To answer the question, we will make the generalized statement that whatever type of nutrition dominates your diet is the one you will predominantly burn at rest and during exercise. If you eat a lot of carbohydrates, your body will learn to depend on carbohydrates. If your diet is low in carbohydrates, your body will adjust to depend more on fat. Please note there is an “adjustment period” to move to a fat dependent state that may last several days to a few weeks.

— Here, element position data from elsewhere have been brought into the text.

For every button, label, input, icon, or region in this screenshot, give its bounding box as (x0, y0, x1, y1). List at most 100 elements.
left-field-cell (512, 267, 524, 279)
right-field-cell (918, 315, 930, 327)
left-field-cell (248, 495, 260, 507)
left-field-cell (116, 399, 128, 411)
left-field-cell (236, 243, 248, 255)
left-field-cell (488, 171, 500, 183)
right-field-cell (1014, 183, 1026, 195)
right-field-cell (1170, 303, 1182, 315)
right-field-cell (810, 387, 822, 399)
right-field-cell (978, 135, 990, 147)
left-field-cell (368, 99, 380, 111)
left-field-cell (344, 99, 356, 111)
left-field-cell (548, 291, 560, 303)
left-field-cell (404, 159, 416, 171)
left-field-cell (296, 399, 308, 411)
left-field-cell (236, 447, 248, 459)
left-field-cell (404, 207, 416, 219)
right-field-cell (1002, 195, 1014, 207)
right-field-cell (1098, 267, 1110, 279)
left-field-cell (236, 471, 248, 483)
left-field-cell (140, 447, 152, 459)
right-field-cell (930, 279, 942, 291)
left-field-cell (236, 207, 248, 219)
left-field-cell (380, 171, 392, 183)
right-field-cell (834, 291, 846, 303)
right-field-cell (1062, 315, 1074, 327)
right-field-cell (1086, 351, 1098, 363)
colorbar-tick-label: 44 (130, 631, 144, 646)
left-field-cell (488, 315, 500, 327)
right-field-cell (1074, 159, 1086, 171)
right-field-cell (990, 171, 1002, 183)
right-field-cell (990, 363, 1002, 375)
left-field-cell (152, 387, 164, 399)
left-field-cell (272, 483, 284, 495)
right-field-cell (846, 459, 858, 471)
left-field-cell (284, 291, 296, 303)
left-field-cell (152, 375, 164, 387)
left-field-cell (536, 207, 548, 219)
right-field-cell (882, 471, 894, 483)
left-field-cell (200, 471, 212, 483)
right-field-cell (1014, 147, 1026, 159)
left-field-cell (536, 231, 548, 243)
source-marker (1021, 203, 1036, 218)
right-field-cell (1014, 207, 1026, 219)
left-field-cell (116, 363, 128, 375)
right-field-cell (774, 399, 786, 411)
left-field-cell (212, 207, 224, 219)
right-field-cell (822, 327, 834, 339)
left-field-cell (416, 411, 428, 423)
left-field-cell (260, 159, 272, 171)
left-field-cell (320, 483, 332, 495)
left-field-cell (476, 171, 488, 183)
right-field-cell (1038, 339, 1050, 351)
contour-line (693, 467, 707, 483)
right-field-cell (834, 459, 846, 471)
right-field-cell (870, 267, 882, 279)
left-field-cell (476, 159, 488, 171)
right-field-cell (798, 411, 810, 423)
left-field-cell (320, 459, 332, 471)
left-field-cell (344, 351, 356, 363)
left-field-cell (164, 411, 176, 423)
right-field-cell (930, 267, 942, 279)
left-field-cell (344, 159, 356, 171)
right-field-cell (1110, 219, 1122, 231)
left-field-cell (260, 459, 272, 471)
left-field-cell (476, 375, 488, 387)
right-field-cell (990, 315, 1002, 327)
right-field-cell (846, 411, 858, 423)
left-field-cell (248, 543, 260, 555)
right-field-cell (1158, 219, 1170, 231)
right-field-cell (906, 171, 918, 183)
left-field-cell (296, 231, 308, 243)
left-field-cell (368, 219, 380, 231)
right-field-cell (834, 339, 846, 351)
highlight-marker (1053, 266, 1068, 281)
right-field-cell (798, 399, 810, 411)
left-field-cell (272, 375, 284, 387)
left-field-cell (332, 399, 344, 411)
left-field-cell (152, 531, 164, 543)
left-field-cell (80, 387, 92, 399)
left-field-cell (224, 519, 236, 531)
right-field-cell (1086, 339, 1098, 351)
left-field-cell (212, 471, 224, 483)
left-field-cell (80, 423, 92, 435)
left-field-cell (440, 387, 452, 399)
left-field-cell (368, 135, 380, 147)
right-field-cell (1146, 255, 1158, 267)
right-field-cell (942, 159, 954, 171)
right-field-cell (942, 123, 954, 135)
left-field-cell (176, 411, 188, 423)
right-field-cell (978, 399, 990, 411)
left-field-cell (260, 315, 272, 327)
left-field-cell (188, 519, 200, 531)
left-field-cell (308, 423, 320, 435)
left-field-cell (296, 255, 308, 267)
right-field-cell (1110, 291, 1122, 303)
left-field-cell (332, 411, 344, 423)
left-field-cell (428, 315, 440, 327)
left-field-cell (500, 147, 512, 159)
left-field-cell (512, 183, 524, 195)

What Recent Studies Say About Low-Carb Exercise
In a recent study (Nutrition Journal 2013, 12:16), Swiss scientists fed cyclists and runners either a high-fat diet or a high-carb diet. Over five weeks the participants were measured regarding their power output and running times. Result: there were no adverse effects on glycogen stores or exercise performance.
In another study out of Copenhagen, scientists examined whether a low-carb diet that reduced glycogen stores would reduce the amount of energy that a muscle cell could form during exercise. Result: the low-carb diet did not negatively impact the ability of the metabolic intermediates to be expanded and used for energy.
In yet another Copenhagen study, it was confirmed that your body will predominantly utilize the nutrient you eat, even during exercise. Therefore, we may not really need as many carbohydrates as once thought to get through a workout.
We have grown overdependent on carbohydrates, which has cost us in our quest for wellness. Tweet Quote
By looking carefully at these studies, the data suggests we may have grown a bit overdependent on carbohydrates, which has costs us dearly in our eternal quest for wellness. However, if you are one who exercises intensely for 90 minutes or more continuous, there is certainly nothing wrong with sipping/drinking a few carbs during the session.
Carbohydrates are a major topic of discussion these days with questions being so polarizing as, “are they good or bad?” The answer resides in the type of carbohydrates. Maximal vegetables and a couple of fruits daily from the low glycemic variety will always yield positive health and exercise returns. On the other hand, it is always a good idea to avoid high glycemic foods, processed, and fried foods.
By employing this strategy in carbohydrate selection and based upon the data from our cited studies, it will not be long before your body will move from carbohydrate dependent to a fat burning machine. And, your health and workouts certainly will not suffer.